Extraction of oil is carried out in a continuous two-phase process. This minimizes handling of the olives and maintains strict control of hygiene.
Grinding of the olives is carried out using a metal hammer mill which is made of stainless steel. The paste obtained then undergoes a kneading or malaxation process which is the fundamental operation to separate the solid and liquid phases.

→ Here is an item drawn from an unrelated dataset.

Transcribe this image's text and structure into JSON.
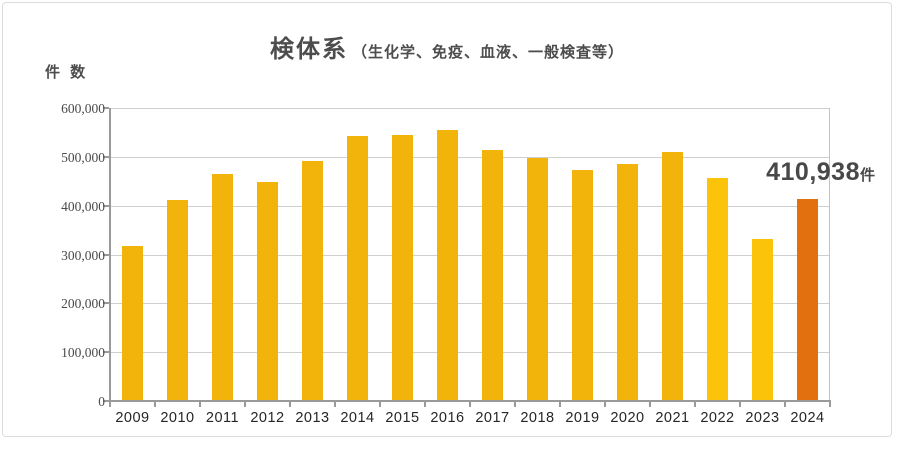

This kneading operation is carried out for 40 to 50 minutes at temperatures not exceeding 28 ° C. In this way, the extracted oil may be labeled: cold-extracted oil or cold- pressed oil.
The well-kneaded dough is sent to a horizontal decanter where the continuous and simultaneous separation of the oil and wet cakes is achieved by a combination of centrifugal force and of the rotation of a conveyor screw which rotates inside the bowl.
The sense of anticipation grows as the olives are delivered to the processing plant, unloaded into receiving the hoppers, passed through strippers to remove any impurities, and then washed and drained before processing. They are then crushed, turned in malaxers, and spun in high-speed centrifuges to separate out the olive oil.
At last, the ‘liquid gold’ begins to pour into the final vessel. It is at this point that a tasting cup is eased into the stream for the first sample of the season’s olive-appreciated oil.
As the cup is lifted, there is a pause whilst the fresh aroma that wafts through the air is appreciated. This gives the first indication of the level of fruitiness. The olive oil is then sipped, coat the inside of the palates with viscous oil to assess the taste – is it bitter or mild? The greater the bitterness, the higher the level of antioxidants. When swallowed, is there the characteristic ‘bite’ or pepperiness in the back of the throat, an indication of the oil’s pungency, also a level of antioxidant polyphenols.
The time between harvest and pulping does not exceed 24 hours. Morocco Gold extra virgin olive oil is unfiltered to retain all of its natural properties and goodness. Nothing is added or taken away so that it is the result of the soil, the sun, and the rain only.
It is an incredibly rewarding and enriching experience to know when harvesting is underway and that the new harvest of Morocco Gold will shortly be available. It is also incredibly rewarding to be part of a wholly natural process that has lasted for centuries.
Every aspect of olive production ultimately affects the oil itself: the growing region (climate, altitude, soil character), methods of growing, harvesting, and transporting the fruit, as well as extraction and storage methods. The care that is taken in each of these steps not only affects the taste and quality of the olive oil but its cost, yield, and shelf life.
Morocco Gold Extra Virgin Olive Oil Harvesters: The Sisterhood
Morocco’s agricultural sector employs approximately 40% of the nation’s workforce, nearly half of whom are women. Participating in local farming empowers Moroccan women, giving them influence over household income and expenditures. These jobs help to reduce rural poverty at least twice as effectively as other initiatives, both raising household incomes and lowering food costs.
Morocco Gold works with a co-operative that provides local women with business and educational opportunities. The group, which also grows almonds and walnuts, extracts, and sells oils locally and regionally. With the revenue earned from these endeavors, many members are able to pay for their children’s education and help fund community infrastructure in remote villages, slowing rural de-population into cities like Fez and Marrakech.
At the end of a busy harvesting day, these harvesters return home to sip mint tea with their families. They share khobz, a typical round loaf cooked in a wood oven, paired with garlic scented green and black olives. The ingredients these women use to make traditional dishes like bessara – fave bean soup with olive oil, cumin, and paprika – come from nearby, sometimes from their own gardens.